Electrifying wind turbines


Artemis has developed digital displacement technology to challenge wind-turbine gearbox and direct-drive transmissions

While wind turbines are primarily seen as mechanical engineering devices, there is a definite trend towards electrification of their major systems and components. At the forefront of this development is Midlothian-based Artemis Intelligent Power, which has developed a digital displacement technology to a stage where it is ready to challenge wind-turbine gearbox and direct-drive transmissions on cost and performance.

Digital displacement machines contain multiple cylinders arranged radially in banks around a single-lobed or a multi-lobed camshaft. The key operational concepts are cylinder ‘enabling’ and cylinder ‘idling’. Pump and motor cylinders are enabled, on a just-in-time basis at bottom- or top-dead-centre if their contribution is required to satisfy the high-level needs of the system. Otherwise, they continue to idle – breathing oil in and out at low-pressure and thus placing very little parasitic burden on the active cylinders.

The basic components of the system are variable-displacement, low speed, ring-cam pump; variable-displacement, high-speed, generator drive-motor; medium or high voltage, wound-rotor, synchronous generator; hydraulic accumulators; low-level pump and motor controllers; and high-level transmission controller.

The decoupling provided by the accumulators allows pump torque to be instantaneously varied so as to capture the most energy from changing winds and gusts while the generator is driven at a steady rate. The industry-standard synchronous generator connects directly to the network without the need for a power converter and has low-voltage fault ride-through and network support performance. The natural controllability of digital displacement machines allows the use of more than one generator, so that system efficiency in low winds can be further enhanced by turning off unrequired capacity. Because of the inherently balanced load distribution and pressure limiting nature of hydraulic machines, the transmission is extremely robust. However, should partial or full rebuild be necessary, it can be carried out within the nacelle using the internal crane.

Artemis, along with its parent company Mitsubishi Heavy Industries, is refining its technology with onshore verification testing of a large digital hydraulically-driven offshore wind turbine at the Hunterston Test Centre by the Firth of Clyde (shown above). Equipped with this system, the 7MW wind turbine converts wind energy by a combination of pumps and motors to produce a constant speed irrespective of the blade rotation speed, eliminating the need for a step-up gearbox, complex generator technology and power inverter.

“In the past two weeks, the turbine has been generating power to the grid,” says Win Rampen, research director and chairman of the board at Artemis. “We are now following a process of increasing the power levels and gaining confidence as we go. We are getting some very encouraging results. It’s only been synchronised to the grid for a short time, but it has already generated 2MW peak power. And the turbine is behaving exactly as the simulation models predict. We are very confident the transmission can run at a sustained power of 7MW.”

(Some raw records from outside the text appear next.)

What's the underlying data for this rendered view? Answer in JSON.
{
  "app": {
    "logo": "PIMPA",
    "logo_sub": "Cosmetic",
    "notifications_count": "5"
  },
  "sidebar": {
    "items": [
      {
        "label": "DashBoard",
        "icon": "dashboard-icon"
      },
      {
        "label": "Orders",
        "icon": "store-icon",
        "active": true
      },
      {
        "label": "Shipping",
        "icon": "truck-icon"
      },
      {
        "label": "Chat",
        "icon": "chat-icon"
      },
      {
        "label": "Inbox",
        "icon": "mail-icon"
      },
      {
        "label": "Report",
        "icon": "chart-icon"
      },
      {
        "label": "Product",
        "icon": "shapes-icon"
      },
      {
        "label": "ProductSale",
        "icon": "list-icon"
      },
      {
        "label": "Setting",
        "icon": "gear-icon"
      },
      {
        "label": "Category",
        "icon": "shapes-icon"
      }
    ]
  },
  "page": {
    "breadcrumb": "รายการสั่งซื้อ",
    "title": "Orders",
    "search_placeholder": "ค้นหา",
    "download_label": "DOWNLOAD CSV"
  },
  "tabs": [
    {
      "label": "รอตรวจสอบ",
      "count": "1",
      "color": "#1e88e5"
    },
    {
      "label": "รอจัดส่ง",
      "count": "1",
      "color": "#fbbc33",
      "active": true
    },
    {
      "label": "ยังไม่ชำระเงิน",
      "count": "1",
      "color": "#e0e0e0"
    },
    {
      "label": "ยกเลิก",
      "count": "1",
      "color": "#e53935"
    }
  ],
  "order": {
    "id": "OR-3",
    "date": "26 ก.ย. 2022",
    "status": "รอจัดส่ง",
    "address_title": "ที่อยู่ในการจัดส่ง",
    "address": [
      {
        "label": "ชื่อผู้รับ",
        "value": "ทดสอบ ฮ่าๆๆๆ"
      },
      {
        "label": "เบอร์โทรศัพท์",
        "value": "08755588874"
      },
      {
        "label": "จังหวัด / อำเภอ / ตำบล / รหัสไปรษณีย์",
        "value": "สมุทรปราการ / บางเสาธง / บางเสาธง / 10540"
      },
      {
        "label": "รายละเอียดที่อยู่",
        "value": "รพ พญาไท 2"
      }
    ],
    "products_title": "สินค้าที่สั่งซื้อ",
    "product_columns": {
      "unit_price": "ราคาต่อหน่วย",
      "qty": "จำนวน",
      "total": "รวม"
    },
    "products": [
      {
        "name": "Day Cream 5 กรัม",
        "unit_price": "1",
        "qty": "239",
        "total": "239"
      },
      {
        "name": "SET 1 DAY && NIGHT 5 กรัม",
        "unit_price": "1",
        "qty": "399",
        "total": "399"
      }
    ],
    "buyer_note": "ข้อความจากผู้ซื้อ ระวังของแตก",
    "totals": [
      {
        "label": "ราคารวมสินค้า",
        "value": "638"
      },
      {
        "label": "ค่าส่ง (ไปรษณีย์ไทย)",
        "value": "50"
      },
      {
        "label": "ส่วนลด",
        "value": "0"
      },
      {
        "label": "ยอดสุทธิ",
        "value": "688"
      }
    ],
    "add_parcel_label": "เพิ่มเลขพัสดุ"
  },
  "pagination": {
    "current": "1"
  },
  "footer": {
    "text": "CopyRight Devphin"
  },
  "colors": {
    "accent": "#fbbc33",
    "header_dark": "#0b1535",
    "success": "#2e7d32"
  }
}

Based on the results of the onshore verification testing at Hunterston, Mitsubishi plans to install a second and similar hydraulically driven wind turbine during 2015 on a floating platform within a wind farm verification research project being implemented offshore from Fukushima Prefecture in Japan. Ultimately, Artemis and Mitsubishi will supply the new hydraulic drive to MHI Vestas Offshore Wind, a joint venture that will apply the technology. “Mitsubishi will make the heavy machinery in Japan. However, the Artemis parts – the control elements and software – will be delivered as a turnkey system built in Scotland.”